EV charging postcode lottery revealed in new analysis
New analysis from Electrifying.com reveals a north–south divide in EV charging provision.
While drivers in London and the South benefit from dense, fast-growing charging networks, millions
elsewhere face patchy provision that risks undermining the UK’s ambition for a national switch to electric vehicles.
Five major northern cities – Liverpool, Leeds, Manchester, Newcastle and Sheffield – have a combined population of 2.7 million and share just 2,485 public chargers between them. Coventry, with only 350,000 residents, boasts 2,578 chargers – more than the five northern powerhouses combined. Westminster alone has 2,746 chargers, meaning a single London borough is better served than millions of drivers across the North.
As the government prepares to announce increased financial support for on-street charging, experts from Electrifying.com warn that funding alone is not enough, and that investment must be matched with consistent national guidance to help local authorities install chargers in the right locations.
Ginny Buckley, Chief Executive of Electrifying.com, said: “The scale of the disparity is impossible to ignore. Coventry has over 750 chargers per 100,000 people, every one of the Northern Five has fewer than 100, and Westminster tops the chart with more than 1,300 per 100,000. Not a single area in the top ten is in the North, Scotland, Wales or Northern Ireland.
“This isn’t about geography – it’s about consistency. Some councils are innovating with charging gullies and street solutions, while others can’t get schemes off the ground. We urgently need a joined-up, national approach that gives local authorities the guidance, expertise and confidence to install the right chargers in the right places. Without that, the EV transition will be fair for some – and impossible for others.”
Coventry is a standout example of what’s possible: its collaborative, focused approach to charging rollout shows how effective local leadership can deliver rapid, reliable infrastructure at scale.

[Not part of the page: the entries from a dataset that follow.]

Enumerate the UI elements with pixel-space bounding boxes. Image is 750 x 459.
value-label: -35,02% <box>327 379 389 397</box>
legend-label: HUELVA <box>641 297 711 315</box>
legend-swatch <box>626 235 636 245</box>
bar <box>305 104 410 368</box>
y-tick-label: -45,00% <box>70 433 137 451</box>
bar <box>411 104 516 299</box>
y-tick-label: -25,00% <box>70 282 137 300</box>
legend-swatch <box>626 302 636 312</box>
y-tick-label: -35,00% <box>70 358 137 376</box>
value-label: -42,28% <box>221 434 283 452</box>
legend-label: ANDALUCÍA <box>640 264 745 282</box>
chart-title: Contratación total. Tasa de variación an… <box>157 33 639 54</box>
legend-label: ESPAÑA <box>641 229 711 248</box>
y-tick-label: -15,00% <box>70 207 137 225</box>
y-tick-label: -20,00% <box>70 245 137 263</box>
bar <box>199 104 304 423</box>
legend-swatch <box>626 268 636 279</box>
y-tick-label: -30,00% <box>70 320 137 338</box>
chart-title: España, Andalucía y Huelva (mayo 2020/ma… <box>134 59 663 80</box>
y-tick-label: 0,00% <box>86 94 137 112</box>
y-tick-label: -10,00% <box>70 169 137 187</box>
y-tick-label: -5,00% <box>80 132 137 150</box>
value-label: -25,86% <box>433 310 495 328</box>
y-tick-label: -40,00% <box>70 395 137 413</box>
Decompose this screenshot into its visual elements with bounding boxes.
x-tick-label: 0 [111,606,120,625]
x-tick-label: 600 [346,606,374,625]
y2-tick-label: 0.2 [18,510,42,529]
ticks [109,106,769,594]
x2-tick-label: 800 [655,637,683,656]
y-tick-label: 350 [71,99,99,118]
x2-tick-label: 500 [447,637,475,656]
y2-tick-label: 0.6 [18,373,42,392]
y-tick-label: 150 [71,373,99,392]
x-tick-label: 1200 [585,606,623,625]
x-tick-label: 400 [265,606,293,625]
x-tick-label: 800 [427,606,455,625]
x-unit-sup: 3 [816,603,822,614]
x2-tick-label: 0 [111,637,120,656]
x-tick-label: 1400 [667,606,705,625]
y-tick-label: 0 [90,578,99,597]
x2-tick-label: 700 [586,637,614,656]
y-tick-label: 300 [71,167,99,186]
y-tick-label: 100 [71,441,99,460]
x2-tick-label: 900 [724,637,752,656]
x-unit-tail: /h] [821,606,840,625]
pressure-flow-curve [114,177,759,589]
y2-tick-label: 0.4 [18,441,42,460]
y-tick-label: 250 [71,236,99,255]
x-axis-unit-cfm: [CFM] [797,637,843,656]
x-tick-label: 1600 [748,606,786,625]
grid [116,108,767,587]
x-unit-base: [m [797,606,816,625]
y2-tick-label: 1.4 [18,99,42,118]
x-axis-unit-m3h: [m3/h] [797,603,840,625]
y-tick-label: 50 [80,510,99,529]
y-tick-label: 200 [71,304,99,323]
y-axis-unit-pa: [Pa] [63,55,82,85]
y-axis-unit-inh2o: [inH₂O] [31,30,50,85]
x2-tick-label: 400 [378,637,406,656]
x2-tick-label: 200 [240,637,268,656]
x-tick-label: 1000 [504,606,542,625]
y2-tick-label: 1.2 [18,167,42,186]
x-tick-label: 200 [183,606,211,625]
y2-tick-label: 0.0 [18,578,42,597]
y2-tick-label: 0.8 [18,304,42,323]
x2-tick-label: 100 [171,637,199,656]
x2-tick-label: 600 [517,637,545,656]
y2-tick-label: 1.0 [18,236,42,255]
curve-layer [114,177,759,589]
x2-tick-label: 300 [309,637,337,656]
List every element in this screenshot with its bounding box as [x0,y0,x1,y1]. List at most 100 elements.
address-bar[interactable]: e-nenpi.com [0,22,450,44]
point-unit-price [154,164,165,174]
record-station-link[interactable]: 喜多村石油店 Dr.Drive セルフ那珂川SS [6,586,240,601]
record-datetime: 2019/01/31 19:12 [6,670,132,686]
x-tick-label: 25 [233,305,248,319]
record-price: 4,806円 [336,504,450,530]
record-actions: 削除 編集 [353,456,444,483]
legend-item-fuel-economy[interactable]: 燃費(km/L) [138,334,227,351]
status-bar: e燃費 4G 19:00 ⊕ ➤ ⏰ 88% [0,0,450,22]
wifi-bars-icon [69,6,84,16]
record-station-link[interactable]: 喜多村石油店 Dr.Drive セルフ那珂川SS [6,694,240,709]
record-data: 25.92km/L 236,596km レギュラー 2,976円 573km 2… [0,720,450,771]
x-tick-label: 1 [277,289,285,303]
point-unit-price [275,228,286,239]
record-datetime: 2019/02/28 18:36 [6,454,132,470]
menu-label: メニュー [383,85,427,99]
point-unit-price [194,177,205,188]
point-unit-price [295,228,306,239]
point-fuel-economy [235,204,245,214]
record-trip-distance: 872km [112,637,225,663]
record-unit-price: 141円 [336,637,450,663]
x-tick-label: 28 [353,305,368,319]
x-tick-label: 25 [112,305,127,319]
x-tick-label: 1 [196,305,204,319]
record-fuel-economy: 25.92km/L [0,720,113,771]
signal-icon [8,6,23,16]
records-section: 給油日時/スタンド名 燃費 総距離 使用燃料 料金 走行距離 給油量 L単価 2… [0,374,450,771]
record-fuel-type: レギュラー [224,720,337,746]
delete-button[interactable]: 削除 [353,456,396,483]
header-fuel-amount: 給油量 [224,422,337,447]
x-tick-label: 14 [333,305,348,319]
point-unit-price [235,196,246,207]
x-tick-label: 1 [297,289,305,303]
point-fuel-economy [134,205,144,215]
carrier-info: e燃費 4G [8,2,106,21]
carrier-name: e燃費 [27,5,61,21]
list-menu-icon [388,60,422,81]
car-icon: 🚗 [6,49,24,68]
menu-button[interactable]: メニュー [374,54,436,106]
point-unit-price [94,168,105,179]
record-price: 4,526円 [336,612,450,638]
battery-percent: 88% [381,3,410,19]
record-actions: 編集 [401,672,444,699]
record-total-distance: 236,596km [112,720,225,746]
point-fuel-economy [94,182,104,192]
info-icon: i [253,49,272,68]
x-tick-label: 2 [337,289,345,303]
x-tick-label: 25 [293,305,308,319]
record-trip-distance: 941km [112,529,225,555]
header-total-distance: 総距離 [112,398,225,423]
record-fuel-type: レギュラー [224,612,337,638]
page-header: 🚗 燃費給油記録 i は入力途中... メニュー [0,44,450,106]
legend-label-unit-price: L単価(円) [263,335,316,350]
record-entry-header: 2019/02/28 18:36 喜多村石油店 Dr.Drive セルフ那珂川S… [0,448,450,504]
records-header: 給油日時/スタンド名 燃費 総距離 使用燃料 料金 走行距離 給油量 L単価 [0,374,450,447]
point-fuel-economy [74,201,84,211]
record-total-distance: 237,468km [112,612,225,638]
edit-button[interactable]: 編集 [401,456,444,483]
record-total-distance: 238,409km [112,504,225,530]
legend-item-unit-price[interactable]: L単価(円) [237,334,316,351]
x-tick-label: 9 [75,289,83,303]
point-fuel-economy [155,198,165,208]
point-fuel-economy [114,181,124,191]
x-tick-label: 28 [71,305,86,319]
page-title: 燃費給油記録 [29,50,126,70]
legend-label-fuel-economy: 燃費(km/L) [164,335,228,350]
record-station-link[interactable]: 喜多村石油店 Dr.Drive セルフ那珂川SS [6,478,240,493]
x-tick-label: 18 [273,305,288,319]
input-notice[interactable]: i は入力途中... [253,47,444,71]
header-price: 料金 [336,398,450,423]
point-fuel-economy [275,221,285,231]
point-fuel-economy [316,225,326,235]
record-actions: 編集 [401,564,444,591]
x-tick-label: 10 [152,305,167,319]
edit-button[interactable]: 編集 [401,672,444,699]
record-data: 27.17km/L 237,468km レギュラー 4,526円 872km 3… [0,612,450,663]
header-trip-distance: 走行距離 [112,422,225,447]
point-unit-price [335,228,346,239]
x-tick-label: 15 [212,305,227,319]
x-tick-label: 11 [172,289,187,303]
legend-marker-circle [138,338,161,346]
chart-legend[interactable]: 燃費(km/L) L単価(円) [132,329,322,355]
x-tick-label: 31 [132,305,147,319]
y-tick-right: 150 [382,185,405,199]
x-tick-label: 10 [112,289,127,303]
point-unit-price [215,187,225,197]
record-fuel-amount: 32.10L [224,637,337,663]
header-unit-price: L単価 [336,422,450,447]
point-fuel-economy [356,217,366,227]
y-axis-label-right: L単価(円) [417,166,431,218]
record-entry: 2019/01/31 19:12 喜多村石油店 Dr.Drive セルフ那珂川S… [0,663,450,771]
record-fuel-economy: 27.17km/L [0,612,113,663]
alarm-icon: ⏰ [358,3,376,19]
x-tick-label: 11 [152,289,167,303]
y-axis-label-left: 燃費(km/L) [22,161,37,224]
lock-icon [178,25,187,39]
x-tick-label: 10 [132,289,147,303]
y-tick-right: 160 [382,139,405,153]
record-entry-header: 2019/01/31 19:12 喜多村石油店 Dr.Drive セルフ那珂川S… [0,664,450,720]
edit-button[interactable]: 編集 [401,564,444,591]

Even where chargers exist, public confidence remains low. In a survey over 11,000 UK drivers conducted with Electrifiying.com and the AA, 60% told us they believe public charging infrastructure is unreliable, while just 6% agree there are enough public chargers in the UK.
John Lewis, CEO, char.gy: “Coventry is proof that rapid rollout isn’t a London-only story, it’s what happens when a council has clarity, capability and committed partners. Many other areas want to deliver
the same, but they’re held back by a variety of factors, such as planning and grid
capacity.
“Funding matters, but it doesn’t fix these bottlenecks. If we want to end the postcode lottery, we need to give every council what Coventry already has: the confidence and capacity to get chargers in the ground quickly and in the right places.”
The imbalance risks creating a two-tier system where EV ownership is convenient for Londoners and southern drivers, but far less practical elsewhere. Northern and rural areas suffer from thin coverage, while London boroughs such as Westminster, Hammersmith & Fulham and Kensington & Chelsea enjoy some of the best provision in the country.